ピアノ協奏曲の中でも最も有名で、親しまれている曲であるこの作品は、チャイコフスキー30代半ばでモスクワ音楽院の教授として活動する一方で作曲家としても名を馳せつつあった1874-75年に生みだされました。この自信作を音楽院院長であったロシア随一のピアニストでったルビンシュタインに意見を求めたのですが、彼の答は「価値がなく演奏不能、全部書き直せ」というもの、憤慨したチャイコフスキーは結局そのままの形でドイツの大ピアニストハンス・フォン・ビューローに送ったところ、ビューローは絶賛しアメリカ演奏旅行で初演。これが世紀の大成功をおさめたというお話しがついている作品でもあります。(後にルビンシュタインも自己の認識を改め、好んで演奏するようになりました。またチャイコフスキーも人々の助言をいれて曲の改訂をしています)
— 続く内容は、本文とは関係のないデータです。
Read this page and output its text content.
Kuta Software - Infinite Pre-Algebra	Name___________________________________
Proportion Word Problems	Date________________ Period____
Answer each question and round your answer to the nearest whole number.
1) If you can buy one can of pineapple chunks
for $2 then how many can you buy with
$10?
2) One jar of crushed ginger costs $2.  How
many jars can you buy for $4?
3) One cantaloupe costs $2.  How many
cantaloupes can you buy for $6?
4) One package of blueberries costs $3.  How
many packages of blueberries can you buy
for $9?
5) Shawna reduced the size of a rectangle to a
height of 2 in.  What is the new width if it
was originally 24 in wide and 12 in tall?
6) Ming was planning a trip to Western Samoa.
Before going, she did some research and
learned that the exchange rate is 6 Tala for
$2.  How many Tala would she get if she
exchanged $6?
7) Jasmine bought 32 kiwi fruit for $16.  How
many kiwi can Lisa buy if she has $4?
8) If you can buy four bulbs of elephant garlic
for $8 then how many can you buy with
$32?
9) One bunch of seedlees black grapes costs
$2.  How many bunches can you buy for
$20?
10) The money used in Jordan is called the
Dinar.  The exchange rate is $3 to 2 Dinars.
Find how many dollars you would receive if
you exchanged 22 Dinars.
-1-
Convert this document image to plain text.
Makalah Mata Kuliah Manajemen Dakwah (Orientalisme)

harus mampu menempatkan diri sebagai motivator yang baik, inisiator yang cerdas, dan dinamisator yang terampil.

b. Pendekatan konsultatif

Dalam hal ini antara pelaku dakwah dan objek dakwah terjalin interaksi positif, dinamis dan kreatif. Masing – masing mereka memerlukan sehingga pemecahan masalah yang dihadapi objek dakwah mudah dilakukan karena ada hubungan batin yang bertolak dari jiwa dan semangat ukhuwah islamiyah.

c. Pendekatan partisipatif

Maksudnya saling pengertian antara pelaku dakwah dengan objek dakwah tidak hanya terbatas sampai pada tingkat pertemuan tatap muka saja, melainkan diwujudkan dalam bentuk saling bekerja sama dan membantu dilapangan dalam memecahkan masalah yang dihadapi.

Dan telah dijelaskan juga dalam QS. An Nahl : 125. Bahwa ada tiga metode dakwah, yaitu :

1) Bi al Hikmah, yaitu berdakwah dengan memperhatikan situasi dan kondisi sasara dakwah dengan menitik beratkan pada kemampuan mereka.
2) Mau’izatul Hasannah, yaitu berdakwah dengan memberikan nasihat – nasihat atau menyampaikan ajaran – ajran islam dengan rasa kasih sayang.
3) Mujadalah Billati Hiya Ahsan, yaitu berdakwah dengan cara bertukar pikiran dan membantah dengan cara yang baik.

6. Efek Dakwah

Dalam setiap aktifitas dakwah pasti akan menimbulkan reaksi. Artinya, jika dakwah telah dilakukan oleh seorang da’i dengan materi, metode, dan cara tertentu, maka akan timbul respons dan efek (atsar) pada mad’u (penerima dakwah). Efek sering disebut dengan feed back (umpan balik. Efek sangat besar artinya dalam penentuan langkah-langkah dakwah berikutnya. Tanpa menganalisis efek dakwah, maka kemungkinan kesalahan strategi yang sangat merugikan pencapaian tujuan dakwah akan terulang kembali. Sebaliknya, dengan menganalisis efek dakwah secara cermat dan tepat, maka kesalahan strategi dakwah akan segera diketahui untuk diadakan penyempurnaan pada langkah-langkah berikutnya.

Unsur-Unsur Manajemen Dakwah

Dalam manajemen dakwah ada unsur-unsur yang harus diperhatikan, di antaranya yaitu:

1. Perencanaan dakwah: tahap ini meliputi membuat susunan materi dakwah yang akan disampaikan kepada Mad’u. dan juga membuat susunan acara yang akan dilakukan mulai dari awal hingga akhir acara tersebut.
第一楽章はホルンの特徴あるファンファーレに始まる実に堂々たる序奏に始まりますが、この壮麗な旋律は以後再現されることはなく、独立しています。続く主部はウクライナ民謡を変化させた主題が劇的に発展していきます。続いてメランコリックな第2主題がバイオリンで奏され、ピアノが受けて歌います。展開部ではオーケストラとピアノが対話をしつつクライマックスを形成した後に主題が再現されます。そしてカデンツァは技巧と美しさが兼ね備わったピアニズムの極致。最後は雄大なコーダで楽章を閉じます。
第二楽章はフルートが提示する叙情的な主題に始まる美しい緩徐楽章。ピアノとオーケストラが優しく語り合いますが、中間部はスケルツォ風の急速で軽快な音楽、この主題はフランスのシャンソン「さあ、楽しんで!踊って歌わなくては」の引用です。チャイコフスキーが思いを寄せたメゾ・ソプラノ歌手デジーレ・アルトーの愛唱歌で、彼女への愛が込められています。
第三楽章はロンド形式によるドラマティックな楽章で軽妙な第1主題はウクライナ民謡「さあ、イヴァンカ、おいで!」によります。対して情感豊かで美しい第2主題が弦により奏され、民族的なエネルギーと西欧協奏曲の結びつきが力強い展開を繰り広げます。最後は輝かしいコーダに至り、圧倒的な盛り上がりのうちに終えます。
このように民族的な性格を全体の基調としつつ、独自の形式をもち、躍動するリズムと美しい旋律で聴くものの心を揺さぶるこの名曲は、まさに当代一のピアノ協奏曲です。